Infrastructure is the biggest single cost in making a data centre ‘rack ready’ at an estimated 1/3rd of the whole life cost, but the ongoing operating costs, energy, maintenance and replacements of components, makes up the other 2/3rds. Therefore, the management of these expenses is critical to ensuring costs are controlled throughout the operating life of the facility. When you consider that the capital cost of a 100,000 square foot N+1 data centre can exceed US$300mn, the operating costs and lifespan of each individual element becomes key to maintaining an efficient and cost effective data centre.
Typically, maintenance and replacement regimes rely upon manufacturers recommendations combined with general building services and engineering standards - providing indicative economic life expectancy. However, it is clear that most new data centres and refurbishments are designed to be highly resilient, future proofed and designed to be capable of much larger workloads. Conversely new technologies and methodologies are used to meet performance requirements and tackle efficiency, some of which have less historical data for relatively accurate lifecycle guidance.
For example, what if the data centre in question started its life operating at 50% of the planned maximum workload, how would the individual elements of the infrastructure, the switchgear, UPS, redundant chillers, generators and so on, perform? As a good analogy - would you replace your car with only 10,000 miles on the clock after two years or wait until you got to 30,000? But what if changing early from a diesel to an electrical vehicle early reduces your total cost of ownership?
So, how do you know when to replace components or critical infrastructure? Data centres are designed with a life expectancy and the associated components and M&E infrastructure is likely to have an assumed operating lifespan of say between 10 and 30 years. However, this is based upon the designers and manufacturers assumptions and can often rely on maintenance life expectancy data. This is really useful, but it is adapted from guidance such as CIBSE Guide M guidelines so how can we be sure it provides the appropriate inputs for data centres? We can’t, although we do know that it provides a ‘safe’ set of assumptions, a fall back, but as experienced data centre professionals we also know that blindly following these data tables leads to the removal and disposal of perfectly working components or unexpected costs to maintain performance and operation. It is therefore important that we combine different sources of data to make robust lifecycle plans and give us the tools to determine the best cause of action, often having both technical and commercial considerations.
Operational management tooling
Tools such as Data centre infrastructure management (DCIM) and digital twin packages, although have been around for a number of years, are now well placed to tackle operating costs and should be viewed as enablers to optimising the data centre.
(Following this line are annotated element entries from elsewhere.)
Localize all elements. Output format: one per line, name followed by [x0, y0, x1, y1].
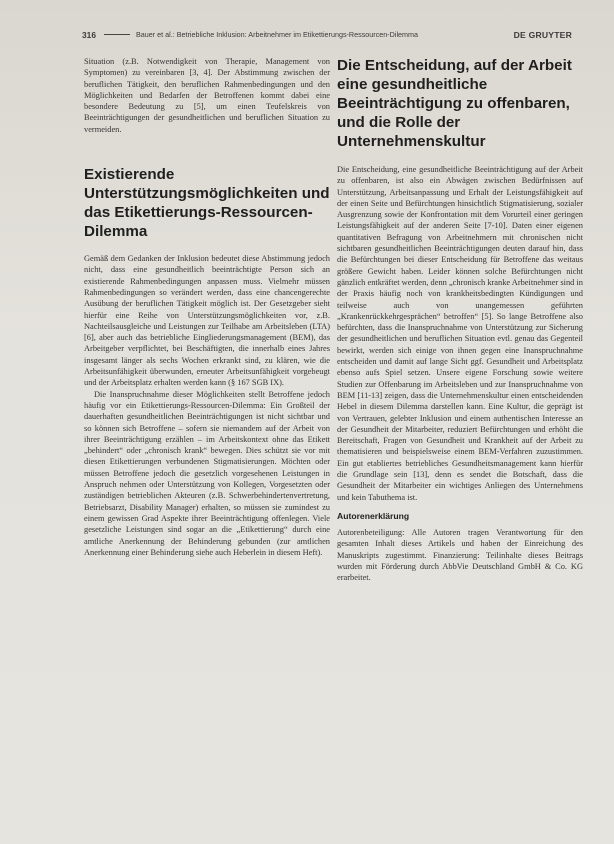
author-paragraph: Autorenbeteiligung: Alle Autoren tragen Verantwortung für den gesamten Inhalt dieses Artikels und haben der Einreichung des Manuskripts zugestimmt. Finanzierung: Teilinhalte dieses Beitrags wurden mit Förderung durch AbbVie Deutschland GmbH & Co. KG erarbeitet.: [337, 527, 583, 583]
author-declaration-heading: Autorenerklärung: [337, 510, 410, 521]
right-column: [337, 56, 583, 583]
left-column: [84, 56, 330, 558]
paragraph-inklusion: Gemäß dem Gedanken der Inklusion bedeutet diese Abstimmung jedoch nicht, dass eine gesundheitlich beeinträchtigte Person sich an existierende Rahmenbedingungen anpassen muss. Vielmehr müssen Rahmenbedingungen so verändert werden, dass eine chancengerechte Ausübung der beruflichen Tätigkeit möglich ist. Der Gesetzgeber sieht hierfür eine Reihe von Unterstützungsmöglichkeiten vor, z.B. Nachteilsausgleiche und Leistungen zur Teilhabe am Arbeitsleben (LTA) [6], aber auch das betriebliche Eingliederungsmanagement (BEM), das Arbeitgeber verpflichtet, bei Beschäftigten, die innerhalb eines Jahres insgesamt länger als sechs Wochen erkrankt sind, zu klären, wie die Arbeitsunfähigkeit überwunden, erneuter Arbeitsunfähigkeit vorgebeugt und der Arbeitsplatz erhalten werden kann (§ 167 SGB IX).: [84, 254, 330, 388]
section-heading-dilemma: Existierende Unterstützungsmöglichkeiten und das Etikettierungs-Ressourcen-Dilemma: [84, 166, 330, 241]
author-declaration: [337, 527, 583, 583]
intro-paragraph: Situation (z.B. Notwendigkeit von Therapie, Management von Symptomen) zu vereinbaren [3, 4]. Der Abstimmung zwischen der beruflichen Tätigkeit, den beruflichen Rahmenbedingungen und den Möglichkeiten und Bedarfen der Betroffenen kommt dabei eine besondere Bedeutung zu [5], um einen Teufelskreis von Beeinträchtigungen der gesundheitlichen und beruflichen Situation zu vermeiden.: [84, 57, 330, 134]
publisher-name: DE GRUYTER: [513, 30, 572, 40]
left-body: [84, 56, 330, 135]
paragraph-inanspruchnahme: Die Inanspruchnahme dieser Möglichkeiten stellt Betroffene jedoch häufig vor ein Etikettierungs-Ressourcen-Dilemma: Ein Großteil der dauerhaften gesundheitlichen Beeinträchtigungen ist nicht sichtbar und so können sich Betroffene – sofern sie niemandem auf der Arbeit von ihrer Beeinträchtigung erzählen – im Arbeitskontext ohne das Etikett „behindert“ oder „chronisch krank“ bewegen. Dies schützt sie vor mit diesen Etikettierungen verbundenen Stigmatisierungen. Möchten oder müssen Betroffene jedoch die gesetzlich vorgesehenen Leistungen in Anspruch nehmen oder Unterstützung von Kollegen, Vorgesetzten oder zuständigen betrieblichen Akteuren (z.B. Schwerbehindertenvertretung, Betriebsarzt, Disability Manager) erhalten, so müssen sie zumindest zu einem gewissen Grad Aspekte ihrer Beeinträchtigung offenlegen. Viele gesetzliche Leistungen sind sogar an die „Etikettierung“ durch eine amtliche Anerkennung der Behinderung gebunden (zur amtlichen Anerkennung einer Behinderung siehe auch Heberlein in diesem Heft).: [84, 389, 330, 557]
running-title: Bauer et al.: Betriebliche Inklusion: Arbeitnehmer im Etikettierungs-Ressourcen-Dilemma: [136, 30, 419, 39]
page-number: 316: [82, 30, 96, 40]
right-body: [337, 164, 583, 503]
paragraph-entscheidung: Die Entscheidung, eine gesundheitliche Beeinträchtigung auf der Arbeit zu offenbaren, ist also ein Abwägen zwischen Bedürfnissen auf Unterstützung, Arbeitsanpassung und Erhalt der Leistungsfähigkeit auf der einen Seite und Befürchtungen hinsichtlich Stigmatisierung, sozialer Ausgrenzung sowie der Konfrontation mit dem Vorurteil einer geringen Leistungsfähigkeit auf der anderen Seite [7-10]. Daten einer eigenen quantitativen Befragung von Arbeitnehmern mit chronischen nicht sichtbaren gesundheitlichen Beeinträchtigungen deuten darauf hin, dass die Befürchtungen bei dieser Entscheidung für Betroffene das weitaus größere Gewicht haben. Leider können solche Befürchtungen nicht gänzlich entkräftet werden, denn „chronisch kranke Arbeitnehmer sind in der Praxis häufig noch von krankheitsbedingten Kündigungen und teilweise auch von unangemessen geführten „Krankenrückkehrgesprächen“ betroffen“ [5]. So lange Betroffene also befürchten, dass die Inanspruchnahme von Unterstützung zur Sicherung der gesundheitlichen und beruflichen Situation evtl. genau das Gegenteil bewirkt, werden sich einige von ihnen gegen eine Inanspruchnahme entscheiden und damit auf lange Sicht ggf. Gesundheit und Arbeitsplatz ebenso aufs Spiel setzen. Unsere eigene Forschung sowie weitere Studien zur Offenbarung im Arbeitsleben und zur Inanspruchnahme von BEM [11-13] zeigen, dass die Unternehmenskultur einen entscheidenden Hebel in diesem Dilemma darstellen kann. Eine Kultur, die geprägt ist von Vertrauen, gelebter Inklusion und einem authentischen Interesse an der Gesundheit der Mitarbeiter, reduziert Befürchtungen und erhöht die Bereitschaft, Fragen von Gesundheit und Krankheit auf der Arbeit zu thematisieren und beispielsweise einem BEM-Verfahren zuzustimmen. Ein gut etabliertes betriebliches Gesundheitsmanagement kann hierfür die Grundlage sein [13], denn es sendet die Botschaft, dass die Gesundheit der Mitarbeiter ein wichtiges Anliegen des Unternehmens und kein Tabuthema ist.: [337, 165, 583, 502]
page-header: [82, 30, 572, 44]
section-heading-entscheidung: Die Entscheidung, auf der Arbeit eine gesundheitliche Beeinträchtigung zu offenbaren, und die Rolle der Unternehmenskultur: [337, 57, 572, 150]
left-body-section: [84, 253, 330, 558]
header-rule: [104, 34, 130, 35]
Software packages which allow operators to combine the ‘generic’ guides with service history/condition reports and actual utilisation provide a much richer set of data to make informed decisions, importantly with often the added benefit of scenario modelling to support the business case for investments.
Encouragingly the recent advances in mechanical and electrical components and infrastructure give the operator the ability to make less compromise or trade-offs when selecting a given technology or approach. For example;
Highly efficient cooling technologies are now a given and have continued to improve with more efficient heat transfer processes which are less capital and/or operationally intensive. Battery technologies continue to make strides with Lithium-ion batteries for UPS systems having twice the operational life with lower maintenance requirements and Active Control systems can dynamically optimise the infrastructure in line with demand whilst maintaining operator service levels.
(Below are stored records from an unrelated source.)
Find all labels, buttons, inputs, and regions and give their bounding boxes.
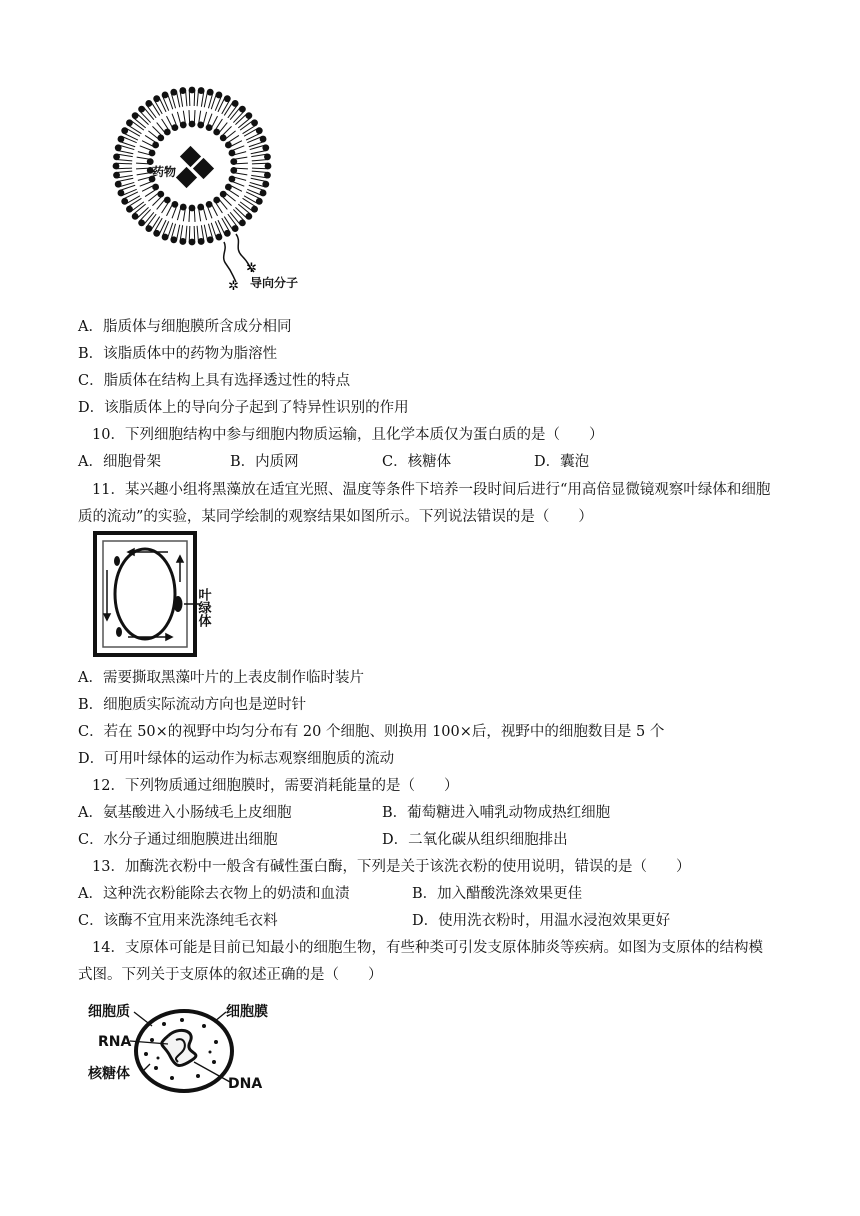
targeting-label: 导向分子	[250, 276, 299, 290]
phospholipid-tail	[140, 181, 153, 186]
ribosome-label: 核糖体	[88, 1066, 130, 1082]
phospholipid-tail	[252, 160, 268, 161]
phospholipid-tail	[231, 181, 244, 186]
targeting-molecule-icon: ✲	[246, 261, 257, 276]
q9-option-a: A．脂质体与细胞膜所含成分相同	[78, 319, 292, 335]
phospholipid-head	[132, 213, 139, 220]
phospholipid-tail	[194, 90, 195, 106]
phospholipid-tail	[177, 112, 181, 126]
phospholipid-head	[153, 230, 160, 237]
phospholipid-head	[157, 134, 164, 141]
q11-option-c: C．若在 50×的视野中均匀分布有 20 个细胞、则换用 100×后，视野中的细胞数目是 5 个	[78, 724, 665, 740]
phospholipid-head	[239, 106, 246, 113]
phospholipid-head	[138, 219, 145, 226]
q13-stem: 13．加酶洗衣粉中一般含有碱性蛋白酶，下列是关于该洗衣粉的使用说明，错误的是（ ）	[92, 859, 691, 875]
phospholipid-head	[256, 127, 263, 134]
phospholipid-tail	[189, 208, 190, 222]
phospholipid-tail	[176, 92, 179, 108]
q10-option-a: A．细胞骨架	[78, 454, 161, 470]
phospholipid-tail	[215, 201, 223, 213]
phospholipid-tail	[251, 178, 267, 181]
phospholipid-head	[232, 100, 239, 107]
phospholipid-head	[121, 198, 128, 205]
phospholipid-tail	[252, 163, 268, 164]
phospholipid-tail	[189, 226, 190, 242]
phospholipid-head	[251, 206, 258, 213]
rna-label: RNA	[98, 1034, 132, 1050]
q12-stem: 12．下列物质通过细胞膜时，需要消耗能量的是（ ）	[92, 778, 459, 794]
phospholipid-head	[121, 127, 128, 134]
phospholipid-head	[145, 100, 152, 107]
q13-option-c: C．该酶不宜用来洗涤纯毛衣料	[78, 913, 278, 929]
q9-option-c: C．脂质体在结构上具有选择透过性的特点	[78, 373, 351, 389]
phospholipid-tail	[118, 150, 134, 153]
q11-option-b: B．细胞质实际流动方向也是逆时针	[78, 697, 307, 713]
q10-option-b: B．内质网	[230, 454, 299, 470]
chloroplast-label: 叶绿体	[195, 588, 211, 627]
phospholipid-tail	[194, 208, 195, 222]
phospholipid-tail	[194, 226, 195, 242]
phospholipid-tail	[189, 110, 190, 124]
drug-diamonds	[176, 146, 214, 188]
phospholipid-tail	[140, 146, 153, 151]
phospholipid-tail	[204, 92, 207, 108]
q10-option-c: C．核糖体	[382, 454, 452, 470]
phospholipid-head	[126, 119, 133, 126]
phospholipid-tail	[116, 171, 132, 172]
phospholipid-head	[138, 106, 145, 113]
phospholipid-tail	[233, 173, 247, 175]
q11-option-a: A．需要撕取黑藻叶片的上表皮制作临时装片	[78, 670, 364, 686]
dna-coil	[162, 1030, 196, 1065]
phospholipid-tail	[203, 112, 207, 126]
phospholipid-tail	[251, 150, 267, 153]
q9-option-d: D．该脂质体上的导向分子起到了特异性识别的作用	[78, 400, 409, 416]
phospholipid-head	[145, 225, 152, 232]
phospholipid-head	[220, 191, 227, 198]
q14-stem-line1: 14．支原体可能是目前已知最小的细胞生物，有些种类可引发支原体肺炎等疾病。如图为支原体的结构模	[92, 940, 763, 956]
phospholipid-tail	[186, 226, 187, 242]
phospholipid-tail	[203, 207, 207, 221]
membrane-label: 细胞膜	[226, 1004, 268, 1020]
dna-label: DNA	[228, 1076, 263, 1092]
phospholipid-tail	[194, 110, 195, 124]
phospholipid-tail	[162, 119, 170, 131]
phospholipid-tail	[136, 168, 150, 169]
phospholipid-tail	[233, 157, 247, 159]
phospholipid-tail	[186, 90, 187, 106]
cytoplasm-label: 细胞质	[88, 1004, 130, 1020]
phospholipid-tail	[215, 119, 223, 131]
phospholipid-tail	[136, 163, 150, 164]
q9-option-b: B．该脂质体中的药物为脂溶性	[78, 346, 278, 362]
phospholipid-head	[153, 95, 160, 102]
phospholipid-tail	[176, 225, 179, 241]
q12-option-a: A．氨基酸进入小肠绒毛上皮细胞	[78, 805, 292, 821]
phospholipid-tail	[252, 171, 268, 172]
drug-label: 药物	[152, 165, 177, 179]
lipid-bilayer	[113, 87, 272, 246]
phospholipid-tail	[204, 225, 207, 241]
phospholipid-tail	[211, 203, 217, 215]
phospholipid-tail	[116, 160, 132, 161]
q12-option-c: C．水分子通过细胞膜进出细胞	[78, 832, 278, 848]
q13-option-b: B．加入醋酸洗涤效果更佳	[412, 886, 583, 902]
phospholipid-head	[251, 119, 258, 126]
phospholipid-head	[224, 230, 231, 237]
phospholipid-tail	[166, 116, 172, 128]
phospholipid-tail	[189, 90, 190, 106]
phospholipid-tail	[177, 207, 181, 221]
phospholipid-head	[157, 191, 164, 198]
q13-option-a: A．这种洗衣粉能除去衣物上的奶渍和血渍	[78, 886, 350, 902]
phospholipid-tail	[137, 157, 151, 159]
phospholipid-tail	[118, 178, 134, 181]
mycoplasma-figure	[86, 996, 296, 1100]
phospholipid-head	[239, 219, 246, 226]
q10-stem: 10．下列细胞结构中参与细胞内物质运输，且化学本质仅为蛋白质的是（ ）	[92, 427, 604, 443]
cell-flow-figure	[90, 530, 230, 658]
liposome-figure	[86, 84, 316, 296]
phospholipid-tail	[197, 226, 198, 242]
phospholipid-head	[256, 198, 263, 205]
phospholipid-head	[224, 95, 231, 102]
phospholipid-head	[232, 225, 239, 232]
phospholipid-head	[245, 112, 252, 119]
phospholipid-head	[132, 112, 139, 119]
q13-option-d: D．使用洗衣粉时，用温水浸泡效果更好	[412, 913, 671, 929]
phospholipid-tail	[234, 168, 248, 169]
targeting-molecule-icon: ✲	[228, 279, 239, 294]
q12-option-d: D．二氧化碳从组织细胞排出	[382, 832, 568, 848]
phospholipid-tail	[116, 168, 132, 169]
q12-option-b: B．葡萄糖进入哺乳动物成热红细胞	[382, 805, 611, 821]
phospholipid-tail	[166, 203, 172, 215]
q11-option-d: D．可用叶绿体的运动作为标志观察细胞质的流动	[78, 751, 395, 767]
q11-stem-line2: 质的流动”的实验，某同学绘制的观察结果如图所示。下列说法错误的是（ ）	[78, 509, 593, 525]
q14-stem-line2: 式图。下列关于支原体的叙述正确的是（ ）	[78, 967, 383, 983]
phospholipid-tail	[252, 168, 268, 169]
phospholipid-head	[245, 213, 252, 220]
phospholipid-tail	[116, 163, 132, 164]
phospholipid-tail	[137, 173, 151, 175]
phospholipid-tail	[231, 146, 244, 151]
phospholipid-tail	[234, 163, 248, 164]
phospholipid-tail	[211, 116, 217, 128]
phospholipid-head	[126, 206, 133, 213]
phospholipid-tail	[197, 90, 198, 106]
targeting-chain-1	[224, 242, 236, 282]
q11-stem-line1: 11．某兴趣小组将黑藻放在适宜光照、温度等条件下培养一段时间后进行“用高倍显微镜观察叶绿体和细胞	[92, 482, 771, 498]
phospholipid-head	[220, 134, 227, 141]
q10-option-d: D．囊泡	[534, 454, 590, 470]
phospholipid-tail	[162, 201, 170, 213]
It fair to say that with the backdrop of a 24x7x365 dynamic environment, an industry skill shortage and a sector which embraces innovation, AI can also pay a part. In 2020 we launched KAI (Keysource Artificial Intelligence), a new facilities maintenance service which utilises the latest machine learning/artificial intelligence technology to help organisations to transform their edge operational management strategy. It has been designed to enable companies to make data led decisions around key issues such as reducing capital expenditure and unplanned downtime or gaining greater control over their edge infrastructure.
Whilst this revolutionary approach using proprietary AI can enable businesses to remove the guess work from when and if to replace components and reduce unnecessary operational spend on perfectly usable items, it is one of a number of solutions to an ongoing industry issue.
So, in conclusion, how do you design and maintain a data centre without industry specific guidelines?
We know from experience that constant monitoring such as that provided by KAI, and an accurate view of the historical demand and load history, coupled with the adherence to a regular maintenance schedule, provides some very useful insights into the capabilities of individual components. As an industry we should be able to define the operating lifespan of critical components such as the switchgear, UPS and generators - the unit of measure might not be as simple as miles driven or hours operated but with all of our collective experience and accurate data driven expectations, metrics can be developed, used in future design and maintenance schedules and fed back to manufacturers to ensure the required performance is understood and delivered.
Or is it time for our industry to formalise the design and operating expectations of some of these critical components as without developing an agreed and accurate set of performance data we will struggle to meet some of the efficiency targets set by our clients and match the net zero expectations that are being set across the industry?